Si conferma la forza dei presidenti uscenti di Veneto, Puglia, Liguria, Campania e si conferma anche la maggioranza di governo in Toscana, nonostante l’uscita di Rossi. Cambia colore, alla fine, solo la regione Marche.
Se i numeri non consegnano grandi sorprese, queste elezioni confermano ancora una volta che tra lo stato delle cose e la loro narrazione ci può essere anche una distanza enorme, e la capacità di guidare la scenarizzazione della realtà può dare vantaggi politici enormi.
In questo senso, il Partito Democratico, rappresentato come fragile e probabilmente soccombente difensore di posizioni facilmente contendibili, emerge vincitore della contesa nonostante una regione persa, mentre per la Lega, data per imbattibile, le sconfitte in Toscana – dopo analoga situazione in Emilia-Romagna – e in Veneto – dove Zaia ha trionfato con una sua lista che ha azzerato il risultato del partito di Salvini – moltiplicano il loro apparire disastrose.
Sul racconto di una sconfitta imminente e della calata delle truppe di Mordor sulle verdeggianti colline del Chianti si è sviluppata anche tutta l’orribile campagna elettorale Toscana del Partito Democratico, costruita seguendo le ricette che Trump sta usando negli USA: un orribile nemico alle porte, la fine della civiltà come l’abbiamo conosciutà, la chiamata dei patrioti alla difesa del suolo natio, il condottiero valoroso che può fermare le truppe degli Orchi guidate dallaNazgûl Susanna Ceccardi.

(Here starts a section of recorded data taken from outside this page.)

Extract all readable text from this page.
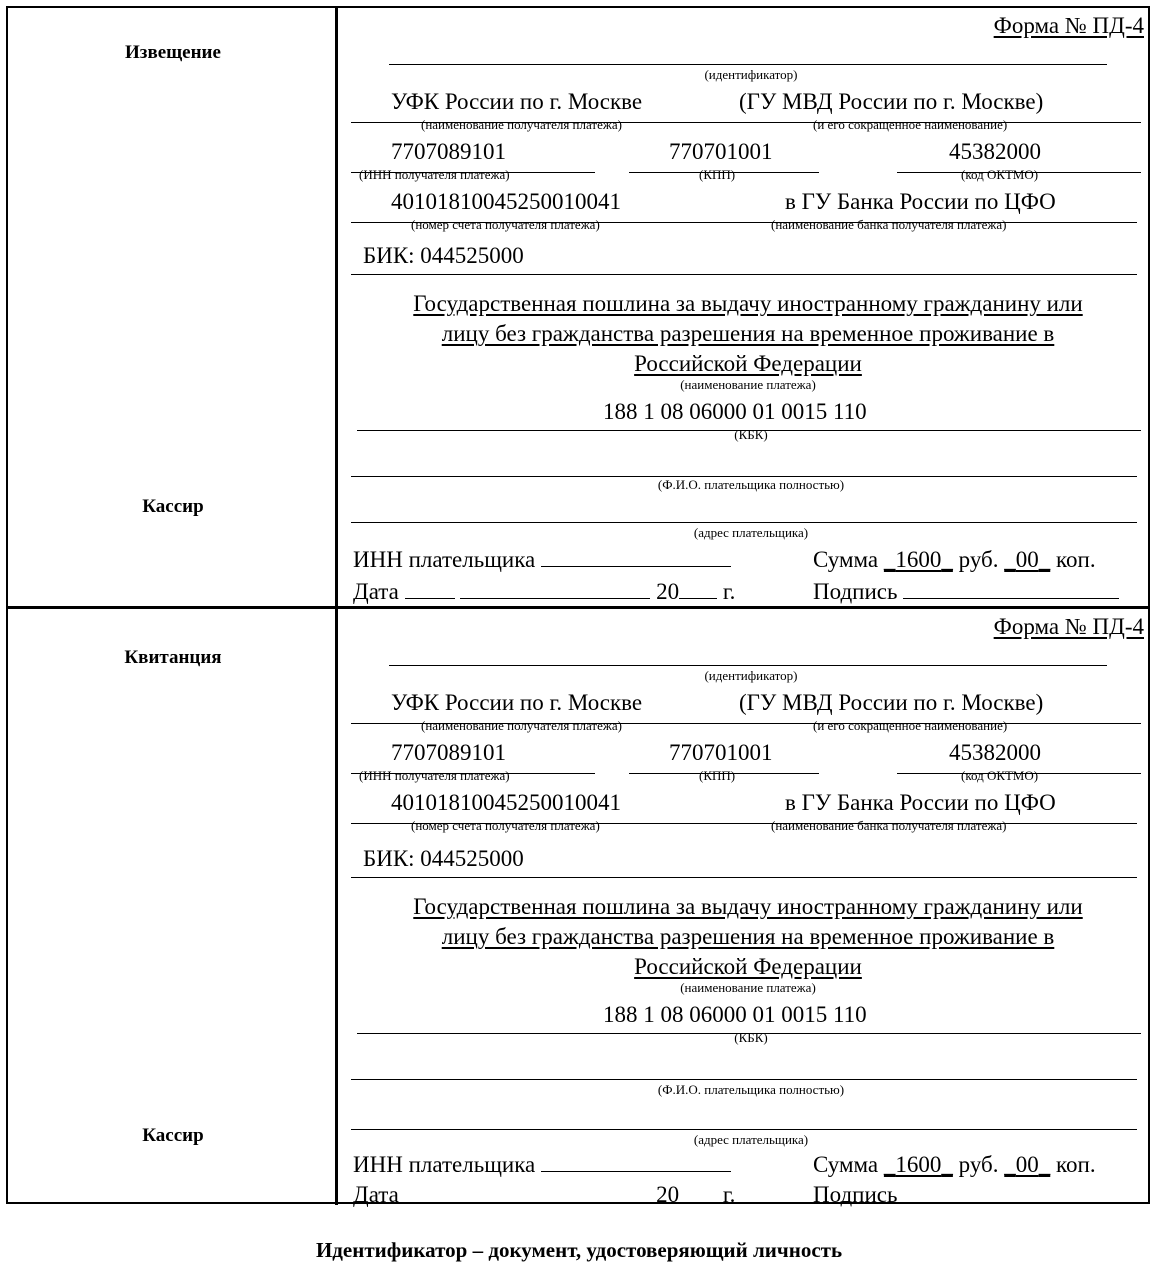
Извещение
Кассир
Форма № ПД-4
(идентификатор)
УФК России по г. Москве	(ГУ МВД России по г. Москве)
(наименование получателя платежа)	(и его сокращенное наименование)
7707089101	770701001	45382000
(ИНН получателя платежа)	(КПП)	(код ОКТМО)
40101810045250010041	в ГУ Банка России по ЦФО
(номер счета получателя платежа)	(наименование банка получателя платежа)
БИК: 044525000
Государственная пошлина за выдачу иностранному гражданину или
лицу без гражданства разрешения на временное проживание в
Российской Федерации
(наименование платежа)
188 1 08 06000 01 0015 110
(КБК)
(Ф.И.О. плательщика полностью)
(адрес плательщика)
ИНН плательщика	Сумма _1600_ руб. _00_ коп.
Дата	20 г.	Подпись
Квитанция
Кассир
Форма № ПД-4
(идентификатор)
УФК России по г. Москве	(ГУ МВД России по г. Москве)
(наименование получателя платежа)	(и его сокращенное наименование)
7707089101	770701001	45382000
(ИНН получателя платежа)	(КПП)	(код ОКТМО)
40101810045250010041	в ГУ Банка России по ЦФО
(номер счета получателя платежа)	(наименование банка получателя платежа)
БИК: 044525000
Государственная пошлина за выдачу иностранному гражданину или
лицу без гражданства разрешения на временное проживание в
Российской Федерации
(наименование платежа)
188 1 08 06000 01 0015 110
(КБК)
(Ф.И.О. плательщика полностью)
(адрес плательщика)
ИНН плательщика	Сумма _1600_ руб. _00_ коп.
Дата	20 г.	Подпись
Идентификатор – документ, удостоверяющий личность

Trucco perfettamente riuscito, visto il grande recupero di voti assoluti rispetto al secondo Rossi, dovuto anche all’aumento dei votanti rispetto alle scorse regionali (430.000 in più rispetto al 2015!). La Paura, in politica, è evidente, muove molti più elettori e sposta molti più voti di un programma ben scritto.
Tristi le parabole delle sinistre a sinistra del PD un po’ ovunque, e tristissima la fine dell’esperienza Si – Toscana a Sinistra: Ancora una volta una scissione da destra di una frazione disponibile al soccorso elettorale al PD decreta la morte di un’esperienza che, nonostante il clima avvelenato di questa compagna elettorale, unita avrebbe potuto proporsi come un’opposizione di sinistra in Consiglio Regionale, ripetendo la dignitosissima prestazione dell’ultima consiliatura.
Piergiorgio Desantis
Nessuna sopresa dopo questa tornata di elezioni regionali e comunali, unite al referendum sul taglio dei parlamentari. Rispetto all’ultima consultazione continua l’ombra lunga di una narrazione, ormai ventennale, che individua la politica come bersaglio e causa della crisi che viviamo. Evidentemente le ben poche ragioni per sostenere il SI portano facilmente a una riduzione della democrazia e della rappresentanza, spacciata per riduzione dei costi. Pare proprio essere il classico esempio di operazione di messa a fuoco del dito piuttosto che della luna. Circa le elezioni regionali, si conferma la forza del maggioritario ormai introiettato dagli elettori sotto forma di “governatori” (altrimenti detti presidenti di regione), mentre davvero poche tracce (neanche di testimonianza) rimangono a sinistra nei consigli regionali. In Toscana, scansato il reale pericolo della Lega, resta il vuoto cosmico di una sinistra (dentro o fuori il centrosinistra) che riesce a interloquire con pochissimi e con sempre maggiori difficoltà, fino all’estinzione. Probabilmente, andrebbe posta l’attenzione a un contesto politico che sempre più assume le fattispecie USA piuttosto che europee, con una logica bipolare e maggioritaria nei fatti. Non c’è da gioire ma provare a ragionare, ossia quello che manca a sinistra.
Dmitrij Palagi
Il sistema politico è salvo.
Il sì, sostenuto dal Governo Conte 1 (Movimento 5 Stella – Lega) e dal Governo Conte 2 (Movimento 5 Stelle – Partito Democratico – Liberi e Uguali divisa) registra poco più di 30% di opposizione che sembra comunque un “miracolo”.Campania, Toscana e Puglia restano in mano al centrosinistra. Le Marche passano alla destra, che conferma di essere l’opzione nazionale più forte, perché compatta e unita come opposizione/alternativa. Il Movimento 5 Stelle si accontenta di essere il vero promotore del quesito referendario, mentre centrosinistra e centrodestra si aggrappano ai loro parziali risultati.Impressionante ovviamente la conferma personale di Zaia della propria lista civica, ampiamente prevista dai sondaggi.Vergognosa è la modalità del voto utile, che trova una sinistra impreparata, divisa e ingiustificabile, che si presenta in ordine sparso a ogni appuntamento (fatto forse salvo il referendum) e paga l’assenza di una proposta coerente, che abbia almeno un orizzonte nazionale coerente.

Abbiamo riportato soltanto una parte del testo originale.